The decoding flow has two stages:

1. Render the first page of the PDF with [PyMuPDF](https://pypi.org/project/PyMuPDF/) and run [qreader](https://pypi.org/project/qreader/) on the resulting image.
2. If that fails, extract embedded images from the first page and run `qreader` on those images as a fallback.

If the AFIP QR payload contains malformed JSON, [json-repair](https://pypi.org/project/json-repair/) is used by default to repair it before parsing.

## Why qreader instead of pyzbar

Earlier versions of this project used only [pyzbar](https://pypi.org/project/pyzbar/). Some real-world AFIP invoice QRs did not decode reliably with `pyzbar` alone.

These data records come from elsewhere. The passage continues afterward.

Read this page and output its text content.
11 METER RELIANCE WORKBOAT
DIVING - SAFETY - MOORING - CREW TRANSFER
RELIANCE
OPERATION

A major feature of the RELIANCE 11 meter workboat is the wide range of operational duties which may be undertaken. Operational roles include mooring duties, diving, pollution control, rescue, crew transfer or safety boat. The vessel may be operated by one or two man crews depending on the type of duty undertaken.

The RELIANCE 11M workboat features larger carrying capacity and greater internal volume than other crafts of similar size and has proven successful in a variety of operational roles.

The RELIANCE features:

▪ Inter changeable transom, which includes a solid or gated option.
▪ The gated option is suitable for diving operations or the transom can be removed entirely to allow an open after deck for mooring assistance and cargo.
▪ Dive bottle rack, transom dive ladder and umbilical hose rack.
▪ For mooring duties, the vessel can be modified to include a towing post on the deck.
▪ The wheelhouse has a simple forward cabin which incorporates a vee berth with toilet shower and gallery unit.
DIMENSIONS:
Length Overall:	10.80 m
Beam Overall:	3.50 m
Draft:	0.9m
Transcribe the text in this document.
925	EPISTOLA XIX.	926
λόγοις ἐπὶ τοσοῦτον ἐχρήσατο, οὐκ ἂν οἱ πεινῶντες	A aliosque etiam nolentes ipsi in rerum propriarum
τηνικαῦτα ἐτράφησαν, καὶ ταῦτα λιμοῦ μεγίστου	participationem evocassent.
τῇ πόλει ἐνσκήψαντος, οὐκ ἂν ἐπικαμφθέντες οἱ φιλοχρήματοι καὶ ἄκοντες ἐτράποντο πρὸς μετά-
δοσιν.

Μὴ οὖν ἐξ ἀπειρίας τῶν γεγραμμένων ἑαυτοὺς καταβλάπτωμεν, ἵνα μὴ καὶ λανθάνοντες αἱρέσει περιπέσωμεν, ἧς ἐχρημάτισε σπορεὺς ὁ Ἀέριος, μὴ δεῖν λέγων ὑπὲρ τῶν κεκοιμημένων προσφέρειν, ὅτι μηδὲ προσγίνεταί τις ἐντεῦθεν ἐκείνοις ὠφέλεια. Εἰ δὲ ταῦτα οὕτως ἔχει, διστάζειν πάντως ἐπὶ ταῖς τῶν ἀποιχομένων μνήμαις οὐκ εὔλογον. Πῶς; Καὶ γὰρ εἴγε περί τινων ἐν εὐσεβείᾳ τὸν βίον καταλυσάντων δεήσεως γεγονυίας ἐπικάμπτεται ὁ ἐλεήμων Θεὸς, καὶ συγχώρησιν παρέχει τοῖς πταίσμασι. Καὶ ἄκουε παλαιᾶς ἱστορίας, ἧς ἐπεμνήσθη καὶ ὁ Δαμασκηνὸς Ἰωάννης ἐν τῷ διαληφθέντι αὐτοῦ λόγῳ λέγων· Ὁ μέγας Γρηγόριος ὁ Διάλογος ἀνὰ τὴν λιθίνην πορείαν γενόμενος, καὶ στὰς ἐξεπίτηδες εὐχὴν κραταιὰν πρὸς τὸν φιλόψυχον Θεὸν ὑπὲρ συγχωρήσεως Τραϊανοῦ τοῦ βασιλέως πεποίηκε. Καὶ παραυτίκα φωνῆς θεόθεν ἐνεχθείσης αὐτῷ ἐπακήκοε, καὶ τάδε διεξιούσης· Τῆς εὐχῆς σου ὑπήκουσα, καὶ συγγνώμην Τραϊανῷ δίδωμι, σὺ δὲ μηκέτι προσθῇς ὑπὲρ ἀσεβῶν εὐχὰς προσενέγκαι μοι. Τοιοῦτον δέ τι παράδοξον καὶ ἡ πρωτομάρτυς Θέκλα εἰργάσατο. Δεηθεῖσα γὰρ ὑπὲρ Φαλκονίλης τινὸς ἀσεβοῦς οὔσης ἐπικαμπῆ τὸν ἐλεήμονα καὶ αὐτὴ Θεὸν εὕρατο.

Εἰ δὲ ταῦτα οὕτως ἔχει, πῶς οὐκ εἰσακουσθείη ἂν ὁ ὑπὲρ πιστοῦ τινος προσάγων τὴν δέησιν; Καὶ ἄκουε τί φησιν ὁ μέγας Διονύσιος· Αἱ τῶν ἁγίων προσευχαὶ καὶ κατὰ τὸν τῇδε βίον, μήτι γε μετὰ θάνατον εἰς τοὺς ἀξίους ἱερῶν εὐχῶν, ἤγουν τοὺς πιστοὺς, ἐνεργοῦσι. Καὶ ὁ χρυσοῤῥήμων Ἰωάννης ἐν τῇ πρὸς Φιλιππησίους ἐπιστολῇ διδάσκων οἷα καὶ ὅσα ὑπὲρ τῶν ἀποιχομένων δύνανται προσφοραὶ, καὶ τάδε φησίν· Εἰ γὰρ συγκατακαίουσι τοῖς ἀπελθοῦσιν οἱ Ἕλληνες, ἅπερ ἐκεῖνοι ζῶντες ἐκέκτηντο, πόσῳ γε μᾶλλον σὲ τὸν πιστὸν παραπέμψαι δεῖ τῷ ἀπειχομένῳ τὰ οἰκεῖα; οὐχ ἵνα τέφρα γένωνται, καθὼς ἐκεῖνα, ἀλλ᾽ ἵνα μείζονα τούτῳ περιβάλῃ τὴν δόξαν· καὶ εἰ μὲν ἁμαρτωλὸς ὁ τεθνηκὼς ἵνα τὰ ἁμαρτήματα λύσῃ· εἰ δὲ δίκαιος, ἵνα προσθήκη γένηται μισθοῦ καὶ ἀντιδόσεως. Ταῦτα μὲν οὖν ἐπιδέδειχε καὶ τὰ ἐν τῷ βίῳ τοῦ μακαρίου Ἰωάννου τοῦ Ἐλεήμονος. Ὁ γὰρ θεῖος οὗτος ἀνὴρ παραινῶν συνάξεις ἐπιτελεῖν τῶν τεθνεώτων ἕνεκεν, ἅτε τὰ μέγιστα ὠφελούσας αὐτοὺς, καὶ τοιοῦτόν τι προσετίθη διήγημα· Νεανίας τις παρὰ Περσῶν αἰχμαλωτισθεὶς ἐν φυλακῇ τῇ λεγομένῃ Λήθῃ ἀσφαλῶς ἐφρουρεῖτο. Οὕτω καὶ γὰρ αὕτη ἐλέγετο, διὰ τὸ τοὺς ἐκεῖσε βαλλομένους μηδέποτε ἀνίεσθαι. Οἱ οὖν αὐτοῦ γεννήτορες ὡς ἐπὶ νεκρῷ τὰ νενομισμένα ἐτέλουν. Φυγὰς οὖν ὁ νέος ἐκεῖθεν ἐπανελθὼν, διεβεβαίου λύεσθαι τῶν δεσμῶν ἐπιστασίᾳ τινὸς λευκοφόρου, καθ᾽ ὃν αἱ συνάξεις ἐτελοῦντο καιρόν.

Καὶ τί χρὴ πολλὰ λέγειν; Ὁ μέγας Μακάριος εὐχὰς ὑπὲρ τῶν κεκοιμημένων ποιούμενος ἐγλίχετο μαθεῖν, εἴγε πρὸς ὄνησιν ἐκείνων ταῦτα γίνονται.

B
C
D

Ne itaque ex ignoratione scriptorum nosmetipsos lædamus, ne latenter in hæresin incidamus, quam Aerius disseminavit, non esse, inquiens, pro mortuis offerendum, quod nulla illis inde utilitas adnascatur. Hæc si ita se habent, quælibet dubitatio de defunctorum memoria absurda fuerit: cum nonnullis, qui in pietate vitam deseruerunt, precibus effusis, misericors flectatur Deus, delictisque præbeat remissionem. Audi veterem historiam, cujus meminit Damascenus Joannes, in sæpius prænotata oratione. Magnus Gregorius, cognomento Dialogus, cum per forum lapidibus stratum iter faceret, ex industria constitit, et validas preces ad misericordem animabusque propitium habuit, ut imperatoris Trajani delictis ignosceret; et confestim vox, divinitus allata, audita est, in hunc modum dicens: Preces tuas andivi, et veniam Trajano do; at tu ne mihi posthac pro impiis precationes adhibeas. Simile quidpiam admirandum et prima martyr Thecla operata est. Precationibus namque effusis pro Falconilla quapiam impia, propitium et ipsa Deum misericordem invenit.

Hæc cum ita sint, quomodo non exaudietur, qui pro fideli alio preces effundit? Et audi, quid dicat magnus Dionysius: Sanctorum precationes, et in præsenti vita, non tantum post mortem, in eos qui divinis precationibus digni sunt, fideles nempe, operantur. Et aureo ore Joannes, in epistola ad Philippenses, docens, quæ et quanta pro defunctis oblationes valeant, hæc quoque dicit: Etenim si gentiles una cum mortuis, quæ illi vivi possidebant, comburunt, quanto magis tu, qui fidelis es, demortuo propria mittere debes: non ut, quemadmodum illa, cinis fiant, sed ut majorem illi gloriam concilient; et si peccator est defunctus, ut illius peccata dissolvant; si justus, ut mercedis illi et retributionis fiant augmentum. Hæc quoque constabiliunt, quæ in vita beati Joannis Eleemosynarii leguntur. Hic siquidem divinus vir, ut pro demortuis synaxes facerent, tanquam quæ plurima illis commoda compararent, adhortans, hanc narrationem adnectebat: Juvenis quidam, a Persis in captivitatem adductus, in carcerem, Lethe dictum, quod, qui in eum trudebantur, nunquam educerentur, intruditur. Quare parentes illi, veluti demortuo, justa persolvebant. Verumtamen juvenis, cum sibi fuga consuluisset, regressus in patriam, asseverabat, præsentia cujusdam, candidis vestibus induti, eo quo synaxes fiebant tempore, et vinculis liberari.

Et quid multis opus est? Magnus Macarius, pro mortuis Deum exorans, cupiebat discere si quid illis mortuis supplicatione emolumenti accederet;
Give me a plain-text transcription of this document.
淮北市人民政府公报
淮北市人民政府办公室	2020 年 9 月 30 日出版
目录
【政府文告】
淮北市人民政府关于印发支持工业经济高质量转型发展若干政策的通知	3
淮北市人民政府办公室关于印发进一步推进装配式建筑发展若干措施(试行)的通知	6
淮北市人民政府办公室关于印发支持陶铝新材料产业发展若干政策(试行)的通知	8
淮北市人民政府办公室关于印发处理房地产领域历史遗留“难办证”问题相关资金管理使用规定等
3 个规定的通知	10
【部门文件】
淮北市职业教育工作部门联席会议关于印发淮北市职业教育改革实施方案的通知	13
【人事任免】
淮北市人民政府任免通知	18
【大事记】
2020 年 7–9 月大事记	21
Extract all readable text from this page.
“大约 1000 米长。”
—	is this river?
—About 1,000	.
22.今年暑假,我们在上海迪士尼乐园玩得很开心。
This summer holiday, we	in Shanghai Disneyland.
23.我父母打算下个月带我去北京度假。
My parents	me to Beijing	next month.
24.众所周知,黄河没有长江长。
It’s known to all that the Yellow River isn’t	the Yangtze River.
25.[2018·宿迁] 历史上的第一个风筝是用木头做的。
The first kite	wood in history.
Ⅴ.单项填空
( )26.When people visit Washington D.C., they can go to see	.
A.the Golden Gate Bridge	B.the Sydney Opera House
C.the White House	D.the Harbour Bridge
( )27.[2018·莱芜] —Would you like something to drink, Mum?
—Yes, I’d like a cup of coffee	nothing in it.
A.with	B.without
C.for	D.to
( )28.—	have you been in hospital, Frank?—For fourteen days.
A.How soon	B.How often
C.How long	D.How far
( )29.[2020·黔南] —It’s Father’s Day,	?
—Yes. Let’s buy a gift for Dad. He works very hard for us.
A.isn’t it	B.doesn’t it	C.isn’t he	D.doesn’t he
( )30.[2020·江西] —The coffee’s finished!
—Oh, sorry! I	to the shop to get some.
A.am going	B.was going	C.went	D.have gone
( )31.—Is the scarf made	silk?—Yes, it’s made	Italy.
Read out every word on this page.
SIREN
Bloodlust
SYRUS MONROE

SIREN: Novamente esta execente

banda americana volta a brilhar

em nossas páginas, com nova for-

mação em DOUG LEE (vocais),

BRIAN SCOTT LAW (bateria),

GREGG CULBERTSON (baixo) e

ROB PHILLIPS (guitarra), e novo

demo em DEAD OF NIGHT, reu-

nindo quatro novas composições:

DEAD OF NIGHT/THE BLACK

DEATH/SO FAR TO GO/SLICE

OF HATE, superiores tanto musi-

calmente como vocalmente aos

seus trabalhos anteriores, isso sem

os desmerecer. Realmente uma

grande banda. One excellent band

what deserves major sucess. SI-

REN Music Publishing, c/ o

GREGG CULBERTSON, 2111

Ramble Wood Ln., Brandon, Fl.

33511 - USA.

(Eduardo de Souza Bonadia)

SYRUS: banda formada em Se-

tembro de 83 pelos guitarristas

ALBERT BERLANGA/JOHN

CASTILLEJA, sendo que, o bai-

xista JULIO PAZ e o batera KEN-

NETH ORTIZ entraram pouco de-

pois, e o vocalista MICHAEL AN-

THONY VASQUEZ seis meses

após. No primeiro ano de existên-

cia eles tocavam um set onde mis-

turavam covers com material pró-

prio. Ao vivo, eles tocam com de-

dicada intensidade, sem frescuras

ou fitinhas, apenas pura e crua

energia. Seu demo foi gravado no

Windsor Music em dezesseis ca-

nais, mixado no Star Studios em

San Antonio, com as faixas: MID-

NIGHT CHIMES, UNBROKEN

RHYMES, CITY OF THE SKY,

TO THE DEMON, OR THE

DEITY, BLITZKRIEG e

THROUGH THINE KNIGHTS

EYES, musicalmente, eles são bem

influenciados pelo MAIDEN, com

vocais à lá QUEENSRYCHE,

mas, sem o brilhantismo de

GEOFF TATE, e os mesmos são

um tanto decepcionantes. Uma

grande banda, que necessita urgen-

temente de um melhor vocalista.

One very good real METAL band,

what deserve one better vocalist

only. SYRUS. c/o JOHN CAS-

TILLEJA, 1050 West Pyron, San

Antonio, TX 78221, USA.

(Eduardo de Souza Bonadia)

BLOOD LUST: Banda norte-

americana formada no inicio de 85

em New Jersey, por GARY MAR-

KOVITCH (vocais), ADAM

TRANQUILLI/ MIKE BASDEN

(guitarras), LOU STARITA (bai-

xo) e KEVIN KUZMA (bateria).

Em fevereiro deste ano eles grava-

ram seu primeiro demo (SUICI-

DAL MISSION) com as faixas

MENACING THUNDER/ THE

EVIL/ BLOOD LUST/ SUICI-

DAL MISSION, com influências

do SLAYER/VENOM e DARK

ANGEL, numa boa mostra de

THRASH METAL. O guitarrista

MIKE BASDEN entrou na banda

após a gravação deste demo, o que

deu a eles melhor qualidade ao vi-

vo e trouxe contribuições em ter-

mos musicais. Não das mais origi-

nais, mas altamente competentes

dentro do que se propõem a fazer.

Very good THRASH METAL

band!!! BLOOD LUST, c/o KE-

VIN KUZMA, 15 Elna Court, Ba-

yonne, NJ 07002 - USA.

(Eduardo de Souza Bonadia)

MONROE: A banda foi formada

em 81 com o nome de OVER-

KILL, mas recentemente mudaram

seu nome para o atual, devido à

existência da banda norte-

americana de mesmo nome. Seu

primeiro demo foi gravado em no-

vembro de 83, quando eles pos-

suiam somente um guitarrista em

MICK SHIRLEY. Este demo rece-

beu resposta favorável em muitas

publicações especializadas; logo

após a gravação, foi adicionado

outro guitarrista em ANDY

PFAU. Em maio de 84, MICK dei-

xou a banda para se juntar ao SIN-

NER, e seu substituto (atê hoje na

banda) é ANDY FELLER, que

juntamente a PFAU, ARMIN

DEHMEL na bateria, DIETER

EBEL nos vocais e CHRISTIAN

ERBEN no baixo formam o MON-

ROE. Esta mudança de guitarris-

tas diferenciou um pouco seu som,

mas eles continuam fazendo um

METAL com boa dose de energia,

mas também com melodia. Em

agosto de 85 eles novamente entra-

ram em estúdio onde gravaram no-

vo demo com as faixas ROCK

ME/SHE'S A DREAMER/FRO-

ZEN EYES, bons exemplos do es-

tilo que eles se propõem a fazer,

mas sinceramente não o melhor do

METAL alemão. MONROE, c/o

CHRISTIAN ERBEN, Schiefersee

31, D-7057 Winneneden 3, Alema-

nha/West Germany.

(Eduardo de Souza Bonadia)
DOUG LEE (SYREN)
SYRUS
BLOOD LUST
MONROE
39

`qreader` still uses `pyzbar` for decoding, but it first uses a trained QR detector and applies preprocessing strategies that improve decode rates on difficult images.

## Notes and Limitations

- On first run, `qreader` may download model weights before decoding.
- Some invoices omit fields such as `fecha` in the QR payload.
- This project is tested mainly with sample PDF integration tests in `tests/sample_files/`.
- This package is still experimental. Use it carefully in production workloads.

## Testing

Run the sample-based integration test suite with:

`python -m unittest tests.test_sample_files`

## License

GNU Lesser General Public License v3.0 or later (`LGPL-3.0-or-later`). See `LICENSE`.